Perhaps the most effective, if also the most obvious, selection was Ted Berrigan’s Things To Do On Speed, read by a man in a blue wig and Julian Schnabel-esque yellow lens glasses: “…drink a quart of ice-cold pepsi/… Become a ravaged scarecrow/… Jump off a roof on the lower East Side/ or/ Write a 453 page unintelligible book/… Buy a Rolls Royce/… Consider anti-matter/… Discuss mother’s promiscuity/… In the Winter, switch to heroin, so you won’t catch pneumonia./ In the Spring, go back to speed.”
The last ten minutes were set to Kraftwerk’s concept album, Autobahn which seemed like an appropriate score for the DIY video playing on a screen aside the treadmills.

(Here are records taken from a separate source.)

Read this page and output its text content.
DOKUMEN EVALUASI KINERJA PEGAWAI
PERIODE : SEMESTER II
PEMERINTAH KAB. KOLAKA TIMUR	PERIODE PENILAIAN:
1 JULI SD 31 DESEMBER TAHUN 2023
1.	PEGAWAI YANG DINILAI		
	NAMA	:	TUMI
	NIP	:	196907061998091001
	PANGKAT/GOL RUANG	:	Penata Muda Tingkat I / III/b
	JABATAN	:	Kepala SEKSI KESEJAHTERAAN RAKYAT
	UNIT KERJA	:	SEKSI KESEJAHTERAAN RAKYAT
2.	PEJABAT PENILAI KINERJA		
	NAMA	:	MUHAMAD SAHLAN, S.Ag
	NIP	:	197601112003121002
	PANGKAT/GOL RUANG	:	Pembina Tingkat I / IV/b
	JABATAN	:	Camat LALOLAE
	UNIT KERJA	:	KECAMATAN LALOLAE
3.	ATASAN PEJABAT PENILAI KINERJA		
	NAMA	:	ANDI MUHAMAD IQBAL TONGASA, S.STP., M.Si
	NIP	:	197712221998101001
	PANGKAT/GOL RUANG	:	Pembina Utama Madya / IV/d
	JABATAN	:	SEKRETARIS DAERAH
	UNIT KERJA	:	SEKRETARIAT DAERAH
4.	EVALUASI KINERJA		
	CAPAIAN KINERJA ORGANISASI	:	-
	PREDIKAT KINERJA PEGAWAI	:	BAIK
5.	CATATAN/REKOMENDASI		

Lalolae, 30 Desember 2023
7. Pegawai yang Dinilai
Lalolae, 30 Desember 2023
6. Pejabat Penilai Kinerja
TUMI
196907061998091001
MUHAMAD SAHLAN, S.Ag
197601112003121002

Images included: hamsters scurrying in wheels, a FedEx commercial, clips from Speedy Gonzales, a cup stacking competition, clips form La Jette and Band of Outsiders, a sloth crossing a road, a Tai-Chi instructional video and champion completing a Rubik’s Cube in record time.

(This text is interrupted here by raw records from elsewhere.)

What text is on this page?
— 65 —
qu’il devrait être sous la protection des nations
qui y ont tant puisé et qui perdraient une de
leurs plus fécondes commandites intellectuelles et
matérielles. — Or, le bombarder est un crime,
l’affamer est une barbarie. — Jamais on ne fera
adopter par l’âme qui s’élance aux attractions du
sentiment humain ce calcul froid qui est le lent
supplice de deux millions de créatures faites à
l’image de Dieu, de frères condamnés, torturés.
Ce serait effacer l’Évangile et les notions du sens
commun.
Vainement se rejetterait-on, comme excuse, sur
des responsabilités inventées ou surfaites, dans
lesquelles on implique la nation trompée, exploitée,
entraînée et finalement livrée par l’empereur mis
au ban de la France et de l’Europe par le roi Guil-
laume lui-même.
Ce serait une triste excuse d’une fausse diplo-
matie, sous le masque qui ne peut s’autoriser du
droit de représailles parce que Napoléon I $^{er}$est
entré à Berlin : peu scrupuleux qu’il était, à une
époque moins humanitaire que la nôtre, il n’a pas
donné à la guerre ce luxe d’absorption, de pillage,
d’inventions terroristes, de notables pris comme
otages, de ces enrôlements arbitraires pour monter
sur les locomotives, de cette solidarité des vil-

The event was broadly aligned with Nietzsche’s anti-nilhism (On Flaubert: “You can only read and write while sitting. That’s how I get you nihilist! The slowness is justly the sin against the Holy Spirit. Only what is thought in movement has value.”) What is thought in movement, however, is a far cry from what is read in movement, and this, quite patently, was the theatrical source of the event’s comedy. The project of reading such serious texts while exercising is one usually reserved for college freshman who quickly learn to stop trying to annotate Plato’s Republic while at the campus gym. Watching a kinetic reader is of course very different from watching a static reader, and apparently watching a kinetic reader is mutually exclusive with listening to a kinetic reader. You close your eyes and listen, or you open your eyes and watch.
Cabinet’s performance – delightful, funny, and totally exotic – was actually most successful in its absolute integrity of purpose. The event, in many ways, was the magazine itself in motion, for as Zizek says: “Cabinet’s mission is to breathe life back into non-academic intellectual life. Compared to it, every other magazine is a walking zombie.”